Plakous Therapeutics Lands $1.7 Million Fast-Track SBIR Grant
Plakous Therapeutics, a pre-clinical regenerative medicine company based in Winston-Salem, has received a notice from the National Institutes of Health that it is being granted up to $1,725,000 to help it develop a novel therapy targeting a rare disease in premature babies.
Plakous is developing human placenta-derived regenerative therapies, initially focused on Protego-PD, a platform product to treat a devastating and costly disease of premature babies called necrotizing enterocolitis (NEC).
The company’s award is a Phase 1-2 Fast-Track Small Business Innovation Research grant from the NIH’s Eunice Kennedy Shriver National Institute of Child Health and Human Development. Plakous’s Chief Scientific Officer Seth Tomblyn, Ph.D., is the principal investigator for the three-year project.

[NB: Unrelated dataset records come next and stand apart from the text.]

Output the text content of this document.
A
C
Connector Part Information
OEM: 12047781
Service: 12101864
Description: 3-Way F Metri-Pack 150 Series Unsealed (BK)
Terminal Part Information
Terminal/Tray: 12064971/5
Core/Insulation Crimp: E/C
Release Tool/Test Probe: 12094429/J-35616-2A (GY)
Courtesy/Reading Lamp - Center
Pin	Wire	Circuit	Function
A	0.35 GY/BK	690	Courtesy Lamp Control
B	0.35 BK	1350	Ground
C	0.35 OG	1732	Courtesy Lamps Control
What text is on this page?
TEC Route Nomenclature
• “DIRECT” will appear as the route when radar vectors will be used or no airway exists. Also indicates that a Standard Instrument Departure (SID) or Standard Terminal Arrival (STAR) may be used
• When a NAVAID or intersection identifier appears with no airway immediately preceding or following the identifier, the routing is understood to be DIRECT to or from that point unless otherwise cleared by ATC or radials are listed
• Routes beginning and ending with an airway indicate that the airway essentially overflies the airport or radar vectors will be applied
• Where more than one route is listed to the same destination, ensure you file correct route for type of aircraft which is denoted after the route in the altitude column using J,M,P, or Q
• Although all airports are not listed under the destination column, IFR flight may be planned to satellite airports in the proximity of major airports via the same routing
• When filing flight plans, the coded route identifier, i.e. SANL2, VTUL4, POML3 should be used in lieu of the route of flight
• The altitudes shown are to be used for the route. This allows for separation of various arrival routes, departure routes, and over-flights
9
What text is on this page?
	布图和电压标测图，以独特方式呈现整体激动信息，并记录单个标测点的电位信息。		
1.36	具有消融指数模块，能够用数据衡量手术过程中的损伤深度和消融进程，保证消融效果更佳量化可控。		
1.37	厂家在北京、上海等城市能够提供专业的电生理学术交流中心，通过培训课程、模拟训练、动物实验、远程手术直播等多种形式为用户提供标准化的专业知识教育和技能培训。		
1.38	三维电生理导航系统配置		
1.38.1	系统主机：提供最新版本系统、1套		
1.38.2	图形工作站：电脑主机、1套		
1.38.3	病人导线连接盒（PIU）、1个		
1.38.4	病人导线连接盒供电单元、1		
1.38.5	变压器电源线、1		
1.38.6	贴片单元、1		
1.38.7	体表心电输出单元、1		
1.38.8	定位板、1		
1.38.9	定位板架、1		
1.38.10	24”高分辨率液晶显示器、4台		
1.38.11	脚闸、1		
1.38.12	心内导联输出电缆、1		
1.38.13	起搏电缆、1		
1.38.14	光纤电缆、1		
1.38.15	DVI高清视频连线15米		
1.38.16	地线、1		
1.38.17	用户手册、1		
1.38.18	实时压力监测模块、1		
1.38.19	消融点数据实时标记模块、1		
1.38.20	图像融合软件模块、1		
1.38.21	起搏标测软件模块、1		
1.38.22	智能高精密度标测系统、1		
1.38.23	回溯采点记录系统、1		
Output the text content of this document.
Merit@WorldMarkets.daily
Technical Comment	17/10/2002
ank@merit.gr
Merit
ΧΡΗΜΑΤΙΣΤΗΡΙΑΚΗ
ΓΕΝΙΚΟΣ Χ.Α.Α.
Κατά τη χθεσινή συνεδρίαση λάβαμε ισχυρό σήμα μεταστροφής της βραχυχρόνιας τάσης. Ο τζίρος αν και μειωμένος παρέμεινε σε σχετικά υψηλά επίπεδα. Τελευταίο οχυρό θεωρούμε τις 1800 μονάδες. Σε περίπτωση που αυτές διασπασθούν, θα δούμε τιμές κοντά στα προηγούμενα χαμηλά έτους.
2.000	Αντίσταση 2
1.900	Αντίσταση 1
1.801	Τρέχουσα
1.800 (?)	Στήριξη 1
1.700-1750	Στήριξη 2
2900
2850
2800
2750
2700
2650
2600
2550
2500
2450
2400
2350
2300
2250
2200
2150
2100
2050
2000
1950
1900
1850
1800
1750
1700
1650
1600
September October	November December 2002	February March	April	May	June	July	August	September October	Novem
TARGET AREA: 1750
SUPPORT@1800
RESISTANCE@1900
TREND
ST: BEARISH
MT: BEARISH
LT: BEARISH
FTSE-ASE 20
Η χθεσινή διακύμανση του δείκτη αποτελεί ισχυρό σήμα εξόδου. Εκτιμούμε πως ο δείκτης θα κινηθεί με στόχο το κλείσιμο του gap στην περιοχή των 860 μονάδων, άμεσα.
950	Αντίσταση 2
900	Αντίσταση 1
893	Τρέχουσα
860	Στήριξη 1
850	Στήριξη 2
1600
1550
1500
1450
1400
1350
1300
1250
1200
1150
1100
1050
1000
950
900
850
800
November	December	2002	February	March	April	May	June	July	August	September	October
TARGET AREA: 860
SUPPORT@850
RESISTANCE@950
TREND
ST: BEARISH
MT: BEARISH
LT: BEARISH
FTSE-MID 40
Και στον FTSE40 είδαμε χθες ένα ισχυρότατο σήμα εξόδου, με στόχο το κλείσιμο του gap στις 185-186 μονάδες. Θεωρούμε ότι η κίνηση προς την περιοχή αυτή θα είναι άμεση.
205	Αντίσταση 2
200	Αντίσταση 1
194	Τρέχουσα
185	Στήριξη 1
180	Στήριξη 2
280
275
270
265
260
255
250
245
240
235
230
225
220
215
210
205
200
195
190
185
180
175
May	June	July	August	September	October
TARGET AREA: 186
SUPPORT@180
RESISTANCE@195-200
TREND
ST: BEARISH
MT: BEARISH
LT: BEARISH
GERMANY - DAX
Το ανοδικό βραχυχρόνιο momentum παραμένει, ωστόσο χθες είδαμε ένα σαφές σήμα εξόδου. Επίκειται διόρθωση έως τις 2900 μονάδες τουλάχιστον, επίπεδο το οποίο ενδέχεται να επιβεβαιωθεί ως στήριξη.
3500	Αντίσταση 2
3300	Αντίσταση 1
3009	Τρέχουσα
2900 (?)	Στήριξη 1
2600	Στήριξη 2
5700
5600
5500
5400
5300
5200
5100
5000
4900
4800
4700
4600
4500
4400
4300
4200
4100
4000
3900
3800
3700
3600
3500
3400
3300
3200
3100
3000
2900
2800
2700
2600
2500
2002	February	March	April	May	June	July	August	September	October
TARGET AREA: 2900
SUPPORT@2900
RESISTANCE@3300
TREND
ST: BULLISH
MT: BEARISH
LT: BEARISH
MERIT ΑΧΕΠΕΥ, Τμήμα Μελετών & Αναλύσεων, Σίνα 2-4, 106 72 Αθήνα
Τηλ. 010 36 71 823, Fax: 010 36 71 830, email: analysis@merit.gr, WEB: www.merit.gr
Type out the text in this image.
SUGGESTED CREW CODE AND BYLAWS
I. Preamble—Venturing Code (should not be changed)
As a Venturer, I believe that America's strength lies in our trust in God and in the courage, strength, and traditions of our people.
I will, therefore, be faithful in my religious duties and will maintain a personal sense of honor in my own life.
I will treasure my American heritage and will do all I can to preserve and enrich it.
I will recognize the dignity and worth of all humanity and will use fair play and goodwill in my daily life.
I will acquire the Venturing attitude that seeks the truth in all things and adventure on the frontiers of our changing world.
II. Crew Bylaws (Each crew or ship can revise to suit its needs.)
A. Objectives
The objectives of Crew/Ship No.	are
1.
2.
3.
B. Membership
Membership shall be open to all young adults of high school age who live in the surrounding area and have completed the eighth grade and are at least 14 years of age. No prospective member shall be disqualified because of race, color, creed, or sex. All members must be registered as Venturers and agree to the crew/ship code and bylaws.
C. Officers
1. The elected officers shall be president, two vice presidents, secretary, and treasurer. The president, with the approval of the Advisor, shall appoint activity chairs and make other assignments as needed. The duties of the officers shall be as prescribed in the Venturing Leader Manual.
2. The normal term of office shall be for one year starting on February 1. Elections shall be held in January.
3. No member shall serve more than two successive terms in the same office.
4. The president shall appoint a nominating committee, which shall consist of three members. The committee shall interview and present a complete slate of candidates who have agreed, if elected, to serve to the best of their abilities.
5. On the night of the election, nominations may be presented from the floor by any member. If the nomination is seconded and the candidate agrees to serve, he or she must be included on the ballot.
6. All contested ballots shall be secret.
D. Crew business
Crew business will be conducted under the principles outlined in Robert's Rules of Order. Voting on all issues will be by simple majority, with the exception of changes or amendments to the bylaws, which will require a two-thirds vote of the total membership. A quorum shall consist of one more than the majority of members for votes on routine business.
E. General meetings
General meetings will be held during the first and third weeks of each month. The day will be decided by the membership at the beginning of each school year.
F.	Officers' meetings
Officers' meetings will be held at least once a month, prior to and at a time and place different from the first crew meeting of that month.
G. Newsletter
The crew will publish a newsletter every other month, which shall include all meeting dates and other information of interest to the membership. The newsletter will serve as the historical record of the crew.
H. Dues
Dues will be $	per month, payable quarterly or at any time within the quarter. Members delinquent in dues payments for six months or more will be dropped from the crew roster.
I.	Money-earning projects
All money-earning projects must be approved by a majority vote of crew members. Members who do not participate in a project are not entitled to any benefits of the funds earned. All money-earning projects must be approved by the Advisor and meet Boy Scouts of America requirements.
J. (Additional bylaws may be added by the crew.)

“This grant, combined with our recent orphan drug and rare pediatric disease designations from the FDA, allows Plakous to take the next steps toward preventing NEC, which has no approved treatment or diagnostic tests,” said Plakous CEO Robert Boyce. He added that the grant “validates our scientific and business approach.”
He said the award will fund the potency and preclinical effectiveness milestones for an Investigational New Drug (IND) filing for Protego-PD, an orally delivered acellular biotherapeutic developed by Plakous from post-delivery placentas.
“The grant will complement our currently open $4 million seed round to complete the IND filing requirements,” said Boyce.
NEC is a devastating disease caused by inflammation and lack of development of the intestine. More than 90% of the 6,000 annual cases in the United States occur in very-low-birthweight babies – those born weighing less than three pounds. NEC carries a 30% mortality rate. Managing NEC consumes 20% of hospitals’ $5 billion annual neonatal intensive care unit expenditures, plus an estimated $4 billion in hospital costs for subsequent treatments.
Plakous seeks to prevent NEC with Protego-PD by accelerating intestinal maturation of premature infants.